Message-ID: <107@bacchus.DEC.COM>
Date: Fri, 30-Oct-87 02:54:54 EST
Article-I.D.: bacchus.107
Posted: Fri Oct 30 02:54:54 1987
Date-Received: Sat, 31-Oct-87 17:34:37 EST
Reply-To: reid@decwrl.UUCP (Brian Reid)
Distribution: world
Organization: DEC Western Research
Lines: 55
Xref: utgpu news.admin:1145 comp.sources.d:1370


I'm sorry to have offended some of you (e.g. ecl) and quite unsorry to have
offended others of you. Let me offer some comments.

One of my basic premises is that readership measurement is valuable to the
entire network, and that it is sufficiently valuable that I will keep doing
it even in the face of a certain amount of flamage.

I am constantly striving to get greater statistical accuracy in the
measurements. The main problem with the current set of sites that run
arbitron is that they are pretty much self-selected. This is why a small
sample is not enough. If I could take a genuinely representative
cross-section of the network, then a 1% sample would be plenty, but nobody
knows the demographics of the net and therefore a representative cross
section is impossible. More is probably better. The way to find out if it is
better is to get more data and see if the numbers change as a result of the
increase. When the percentage of sites running arbitron rose from 5% to 6%,
the readership data changed measurably. That tells me that 6% is not enough.
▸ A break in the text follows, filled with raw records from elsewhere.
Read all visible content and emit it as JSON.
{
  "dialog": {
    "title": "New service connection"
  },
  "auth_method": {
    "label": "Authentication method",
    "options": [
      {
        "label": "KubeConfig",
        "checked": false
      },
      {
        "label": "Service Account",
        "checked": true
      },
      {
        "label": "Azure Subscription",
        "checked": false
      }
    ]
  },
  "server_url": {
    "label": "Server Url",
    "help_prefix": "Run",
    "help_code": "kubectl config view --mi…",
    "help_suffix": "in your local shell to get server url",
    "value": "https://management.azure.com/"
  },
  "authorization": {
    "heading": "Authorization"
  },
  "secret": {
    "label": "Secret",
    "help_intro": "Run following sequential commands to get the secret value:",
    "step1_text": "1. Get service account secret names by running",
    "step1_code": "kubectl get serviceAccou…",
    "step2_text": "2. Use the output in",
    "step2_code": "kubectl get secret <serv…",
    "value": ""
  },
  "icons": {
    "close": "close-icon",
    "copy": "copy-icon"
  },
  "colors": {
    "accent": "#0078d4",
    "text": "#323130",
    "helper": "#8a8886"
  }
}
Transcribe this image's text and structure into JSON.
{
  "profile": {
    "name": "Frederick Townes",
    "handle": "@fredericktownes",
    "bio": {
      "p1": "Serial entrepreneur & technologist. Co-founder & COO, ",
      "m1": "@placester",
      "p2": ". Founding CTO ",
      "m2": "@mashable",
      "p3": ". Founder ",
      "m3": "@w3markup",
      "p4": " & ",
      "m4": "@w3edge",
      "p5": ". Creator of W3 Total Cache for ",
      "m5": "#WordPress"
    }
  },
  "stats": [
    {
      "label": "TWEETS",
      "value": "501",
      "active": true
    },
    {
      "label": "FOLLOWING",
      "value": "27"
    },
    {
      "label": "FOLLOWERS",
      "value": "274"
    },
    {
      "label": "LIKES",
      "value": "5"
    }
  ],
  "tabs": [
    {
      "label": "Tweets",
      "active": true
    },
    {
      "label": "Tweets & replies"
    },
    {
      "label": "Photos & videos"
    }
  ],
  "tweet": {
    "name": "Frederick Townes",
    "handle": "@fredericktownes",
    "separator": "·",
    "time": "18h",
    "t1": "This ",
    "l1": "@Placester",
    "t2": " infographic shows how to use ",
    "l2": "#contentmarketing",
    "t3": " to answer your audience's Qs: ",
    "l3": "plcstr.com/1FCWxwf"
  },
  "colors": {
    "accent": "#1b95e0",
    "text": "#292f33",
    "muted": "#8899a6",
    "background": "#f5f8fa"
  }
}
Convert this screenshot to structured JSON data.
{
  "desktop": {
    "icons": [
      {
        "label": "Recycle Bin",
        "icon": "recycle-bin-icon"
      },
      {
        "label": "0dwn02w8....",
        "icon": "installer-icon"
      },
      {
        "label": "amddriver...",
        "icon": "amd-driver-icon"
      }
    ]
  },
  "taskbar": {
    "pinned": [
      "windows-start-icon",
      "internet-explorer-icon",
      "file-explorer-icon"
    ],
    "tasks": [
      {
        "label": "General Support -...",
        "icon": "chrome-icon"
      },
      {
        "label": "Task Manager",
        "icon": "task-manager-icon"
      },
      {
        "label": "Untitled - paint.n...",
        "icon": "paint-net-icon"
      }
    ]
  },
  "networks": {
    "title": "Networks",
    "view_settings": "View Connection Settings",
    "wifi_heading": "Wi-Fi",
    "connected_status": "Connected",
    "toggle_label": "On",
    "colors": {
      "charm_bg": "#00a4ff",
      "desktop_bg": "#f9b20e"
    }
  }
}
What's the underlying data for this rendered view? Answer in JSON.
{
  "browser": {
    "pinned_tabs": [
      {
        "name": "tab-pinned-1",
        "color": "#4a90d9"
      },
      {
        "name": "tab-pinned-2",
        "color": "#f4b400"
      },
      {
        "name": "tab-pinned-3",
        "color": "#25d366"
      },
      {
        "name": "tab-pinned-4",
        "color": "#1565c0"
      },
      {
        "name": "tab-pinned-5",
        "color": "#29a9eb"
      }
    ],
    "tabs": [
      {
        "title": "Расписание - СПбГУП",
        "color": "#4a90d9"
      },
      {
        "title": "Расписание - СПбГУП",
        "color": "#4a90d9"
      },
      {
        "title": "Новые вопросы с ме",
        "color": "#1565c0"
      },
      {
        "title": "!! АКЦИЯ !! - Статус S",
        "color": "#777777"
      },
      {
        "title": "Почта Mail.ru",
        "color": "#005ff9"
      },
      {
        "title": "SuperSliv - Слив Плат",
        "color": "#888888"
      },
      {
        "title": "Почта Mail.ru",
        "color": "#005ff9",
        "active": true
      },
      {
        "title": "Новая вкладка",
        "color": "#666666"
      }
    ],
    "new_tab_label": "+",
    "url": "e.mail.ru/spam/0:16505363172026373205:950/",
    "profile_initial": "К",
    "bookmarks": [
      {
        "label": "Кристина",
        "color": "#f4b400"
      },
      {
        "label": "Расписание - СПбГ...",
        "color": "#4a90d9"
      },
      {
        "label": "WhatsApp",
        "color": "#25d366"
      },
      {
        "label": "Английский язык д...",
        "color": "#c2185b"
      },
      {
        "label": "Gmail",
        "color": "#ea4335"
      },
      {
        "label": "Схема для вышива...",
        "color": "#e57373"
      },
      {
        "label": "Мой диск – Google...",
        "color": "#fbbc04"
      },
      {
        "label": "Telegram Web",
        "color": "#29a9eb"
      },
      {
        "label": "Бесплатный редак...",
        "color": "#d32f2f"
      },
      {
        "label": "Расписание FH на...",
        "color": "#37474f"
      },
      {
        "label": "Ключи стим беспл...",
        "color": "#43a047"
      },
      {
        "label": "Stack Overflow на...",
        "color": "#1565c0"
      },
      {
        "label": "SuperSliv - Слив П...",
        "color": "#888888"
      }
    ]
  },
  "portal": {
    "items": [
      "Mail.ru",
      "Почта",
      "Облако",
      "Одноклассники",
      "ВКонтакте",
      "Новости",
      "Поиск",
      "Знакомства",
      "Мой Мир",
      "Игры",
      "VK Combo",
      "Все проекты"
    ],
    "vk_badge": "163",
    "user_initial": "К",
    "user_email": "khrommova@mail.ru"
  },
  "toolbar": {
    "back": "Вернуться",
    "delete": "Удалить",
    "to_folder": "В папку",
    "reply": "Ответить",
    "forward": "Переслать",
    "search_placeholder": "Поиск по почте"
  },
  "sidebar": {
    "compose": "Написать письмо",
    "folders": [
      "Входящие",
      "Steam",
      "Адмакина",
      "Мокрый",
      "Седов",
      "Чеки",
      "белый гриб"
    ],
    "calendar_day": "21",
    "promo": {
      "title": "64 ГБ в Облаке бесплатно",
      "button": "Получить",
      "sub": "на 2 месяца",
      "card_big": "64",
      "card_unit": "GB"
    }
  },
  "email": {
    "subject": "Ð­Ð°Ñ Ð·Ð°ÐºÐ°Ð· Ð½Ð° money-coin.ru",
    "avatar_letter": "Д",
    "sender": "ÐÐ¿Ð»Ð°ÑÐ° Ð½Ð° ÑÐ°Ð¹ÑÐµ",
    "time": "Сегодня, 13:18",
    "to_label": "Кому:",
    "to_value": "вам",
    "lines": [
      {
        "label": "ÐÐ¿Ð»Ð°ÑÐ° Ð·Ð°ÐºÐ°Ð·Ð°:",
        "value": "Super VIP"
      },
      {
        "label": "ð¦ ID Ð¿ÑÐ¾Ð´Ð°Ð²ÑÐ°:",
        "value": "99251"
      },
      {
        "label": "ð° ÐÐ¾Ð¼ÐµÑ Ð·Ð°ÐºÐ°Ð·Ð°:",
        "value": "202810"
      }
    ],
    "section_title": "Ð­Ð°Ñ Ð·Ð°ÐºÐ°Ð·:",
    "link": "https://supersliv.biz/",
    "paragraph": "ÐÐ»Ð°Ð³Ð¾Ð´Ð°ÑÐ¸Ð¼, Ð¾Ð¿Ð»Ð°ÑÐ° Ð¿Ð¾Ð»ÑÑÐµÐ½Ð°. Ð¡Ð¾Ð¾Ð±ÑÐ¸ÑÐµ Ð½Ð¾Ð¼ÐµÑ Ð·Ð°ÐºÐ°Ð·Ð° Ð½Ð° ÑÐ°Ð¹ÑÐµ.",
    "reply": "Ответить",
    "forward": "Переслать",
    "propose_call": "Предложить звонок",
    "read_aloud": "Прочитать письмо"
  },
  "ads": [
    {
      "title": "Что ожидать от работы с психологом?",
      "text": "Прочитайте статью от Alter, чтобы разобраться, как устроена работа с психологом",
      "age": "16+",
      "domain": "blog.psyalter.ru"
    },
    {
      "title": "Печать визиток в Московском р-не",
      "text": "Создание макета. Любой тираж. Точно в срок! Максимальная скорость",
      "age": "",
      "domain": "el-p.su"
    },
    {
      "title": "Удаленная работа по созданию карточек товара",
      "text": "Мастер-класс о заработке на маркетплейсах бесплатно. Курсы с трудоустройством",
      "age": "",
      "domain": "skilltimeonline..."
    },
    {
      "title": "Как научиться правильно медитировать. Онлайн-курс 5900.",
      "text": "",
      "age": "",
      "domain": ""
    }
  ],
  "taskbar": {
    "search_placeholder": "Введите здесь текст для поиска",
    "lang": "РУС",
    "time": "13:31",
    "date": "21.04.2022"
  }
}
Although my recent posting offended certain people, it also provoked at least
50 new sites into providing the data. That makes it completely worthwhile as
far as I am concerned. I am not trying to get you all to love me or think I'm
wonderful. I'm trying to get more data, and I'll say whatever I have to say
in order to get it. If the price I have to pay to get data from 15% of the
net is that another 15% thinks I'm a total asshole, well, so be it. This is
not a popularity contest.

Some of you think that the readership data is useless or flawed. Fine. Feel
free to think that. One of the reason that I publish all of the algorithms
and explanations is to allow each of you to form your own opinion of the
worth of the data, rather than having to take my word for it. I continue to
believe that although the measurements are not perfect they are quite a lot
better than nothing, and given the current design of the news software, which
makes more perfect measurement impossible, that it's about the best that
can be done.

My main goal right now is to get more of the small sites and personal
machines to submit data. This is because I think that almost all of them
think that "my site has only 2 users, so we are statistically insignificant,
so I won't bother doing this". The problem is that when all of you think this
way, then small machiens are collectively unrepresented. As a result, the
statistics are skewed towards the behavior of readers of big machines, which
tend in general to be people who don't pay money for their news reading.

For 2 years I tried quietly cajoling people to submit the data and about 1
site in 20 did so. Last week I tried annoying people, to see if that would
give any better results, and it did. A 10% increase in the amount of data in
3 days. Clearly being obnoxious is a good strategy for right now. Sooner or
later it will stop working, too, and then I'll figure out some new strategy.

By the way, I figure it's just a matter of time until Bob Webber figures out
how to submit forged and fraudulent data and starts flooding the survey
software with it.

Brian